LHC is the Large Hadron Collider beneath the border joining France and Switzerland.
The experiment created temperatures a million times hotter than the centre of the Sun.
The LHC is housed in a 27km-long circular tunnel under the French-Swiss border near Geneva.
Up until now, the world’s highest-energy particle accelerator – which is run by the European Organization for Nuclear Research (Cern) – has been colliding protons, in a bid to uncover mysteries of the Universe’s formation.
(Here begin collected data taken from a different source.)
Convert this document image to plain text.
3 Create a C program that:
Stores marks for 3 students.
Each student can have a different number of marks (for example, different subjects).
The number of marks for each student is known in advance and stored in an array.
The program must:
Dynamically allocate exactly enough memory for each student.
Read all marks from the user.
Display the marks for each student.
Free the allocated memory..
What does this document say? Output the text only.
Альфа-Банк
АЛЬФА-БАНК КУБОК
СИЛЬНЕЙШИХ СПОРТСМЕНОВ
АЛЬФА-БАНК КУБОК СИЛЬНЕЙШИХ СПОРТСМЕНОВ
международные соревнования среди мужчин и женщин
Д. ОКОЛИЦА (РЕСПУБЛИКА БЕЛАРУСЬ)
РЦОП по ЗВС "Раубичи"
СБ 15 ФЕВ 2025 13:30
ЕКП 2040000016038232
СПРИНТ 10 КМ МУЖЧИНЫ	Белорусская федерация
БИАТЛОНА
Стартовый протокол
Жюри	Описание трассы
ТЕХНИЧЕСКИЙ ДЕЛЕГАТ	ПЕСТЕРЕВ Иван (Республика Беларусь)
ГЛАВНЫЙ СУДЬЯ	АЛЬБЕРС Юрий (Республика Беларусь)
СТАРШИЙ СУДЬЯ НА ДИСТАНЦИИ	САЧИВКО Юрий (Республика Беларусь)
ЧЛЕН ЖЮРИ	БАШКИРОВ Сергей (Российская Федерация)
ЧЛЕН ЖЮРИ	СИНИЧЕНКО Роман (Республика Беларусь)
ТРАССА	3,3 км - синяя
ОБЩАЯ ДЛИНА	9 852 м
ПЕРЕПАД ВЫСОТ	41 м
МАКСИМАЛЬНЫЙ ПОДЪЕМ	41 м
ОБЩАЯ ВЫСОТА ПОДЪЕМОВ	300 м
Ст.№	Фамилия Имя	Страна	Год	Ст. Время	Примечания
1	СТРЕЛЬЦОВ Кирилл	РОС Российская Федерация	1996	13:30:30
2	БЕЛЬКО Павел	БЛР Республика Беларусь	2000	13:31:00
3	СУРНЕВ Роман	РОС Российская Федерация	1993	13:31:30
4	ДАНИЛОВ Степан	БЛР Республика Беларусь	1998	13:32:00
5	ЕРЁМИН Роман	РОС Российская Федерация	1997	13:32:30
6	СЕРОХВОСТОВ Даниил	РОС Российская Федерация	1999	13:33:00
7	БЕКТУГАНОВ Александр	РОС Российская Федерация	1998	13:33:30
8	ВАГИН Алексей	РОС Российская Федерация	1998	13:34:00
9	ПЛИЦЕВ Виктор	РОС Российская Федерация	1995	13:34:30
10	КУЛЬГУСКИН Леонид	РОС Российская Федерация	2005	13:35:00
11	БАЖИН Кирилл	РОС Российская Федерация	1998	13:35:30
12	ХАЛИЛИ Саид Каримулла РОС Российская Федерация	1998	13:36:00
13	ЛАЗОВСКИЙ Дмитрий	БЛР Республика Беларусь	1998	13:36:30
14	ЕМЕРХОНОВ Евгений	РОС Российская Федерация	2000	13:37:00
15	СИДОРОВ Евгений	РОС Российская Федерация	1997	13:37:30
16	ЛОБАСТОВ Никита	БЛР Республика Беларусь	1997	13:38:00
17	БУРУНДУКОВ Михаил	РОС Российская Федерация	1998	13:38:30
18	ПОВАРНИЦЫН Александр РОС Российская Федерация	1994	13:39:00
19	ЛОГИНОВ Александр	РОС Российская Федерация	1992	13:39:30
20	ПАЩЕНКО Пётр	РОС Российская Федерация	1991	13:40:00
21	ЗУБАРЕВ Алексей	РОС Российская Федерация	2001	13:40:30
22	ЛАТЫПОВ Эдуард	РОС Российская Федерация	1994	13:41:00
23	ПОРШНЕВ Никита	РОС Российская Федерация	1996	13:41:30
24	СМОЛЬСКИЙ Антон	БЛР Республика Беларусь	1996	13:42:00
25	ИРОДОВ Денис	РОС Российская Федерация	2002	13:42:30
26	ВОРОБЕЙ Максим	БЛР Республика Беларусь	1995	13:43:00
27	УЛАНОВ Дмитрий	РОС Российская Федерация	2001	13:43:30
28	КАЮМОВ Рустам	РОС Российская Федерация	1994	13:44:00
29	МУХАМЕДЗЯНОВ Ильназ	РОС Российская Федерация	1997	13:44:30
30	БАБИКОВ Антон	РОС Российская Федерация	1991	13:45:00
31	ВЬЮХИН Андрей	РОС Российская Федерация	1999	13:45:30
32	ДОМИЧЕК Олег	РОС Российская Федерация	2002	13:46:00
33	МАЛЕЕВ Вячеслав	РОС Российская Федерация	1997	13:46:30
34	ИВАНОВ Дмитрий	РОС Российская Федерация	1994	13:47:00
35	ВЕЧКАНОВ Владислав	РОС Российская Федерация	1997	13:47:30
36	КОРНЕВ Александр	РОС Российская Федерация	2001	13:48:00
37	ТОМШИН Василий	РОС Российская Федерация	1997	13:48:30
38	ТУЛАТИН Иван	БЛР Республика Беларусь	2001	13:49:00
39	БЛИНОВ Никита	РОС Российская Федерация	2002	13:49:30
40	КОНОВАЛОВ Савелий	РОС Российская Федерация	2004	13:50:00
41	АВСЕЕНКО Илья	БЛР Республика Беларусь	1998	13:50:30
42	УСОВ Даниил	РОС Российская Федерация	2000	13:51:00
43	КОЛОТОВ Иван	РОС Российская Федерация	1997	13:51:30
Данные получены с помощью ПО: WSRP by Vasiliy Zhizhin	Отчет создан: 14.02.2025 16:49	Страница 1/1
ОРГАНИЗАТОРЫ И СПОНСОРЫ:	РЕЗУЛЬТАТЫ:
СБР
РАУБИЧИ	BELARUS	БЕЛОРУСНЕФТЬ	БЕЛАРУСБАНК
Proton collisions could help spot the elusive Higgs boson particle and signs of new physical laws, such as a framework called supersymmetry.
But for the next four weeks, scientists at the LHC will concentrate on analysing the data obtained from the lead ion collisions.
This way, they hope to learn more about the plasma the Universe was made of a millionth of a second after the Big Bang, 13.7 billion years ago.
I find this incredibly exciting. One day we will understand the universe. Sadly it won’t happen until I merge back into it!
Not to worry I can watch from a distant star.
- Large Hadron Collider (LHC) generates a ‘mini-Big Bang’ – Katia Moskvitch – BBC News (richarddawkins.net)
- Collider produces ‘mini-Big Bang’ (bbc.co.uk)
- Large Hadron Collider (LHC) Generates a ‘Mini-Big Bang’ (science.slashdot.org)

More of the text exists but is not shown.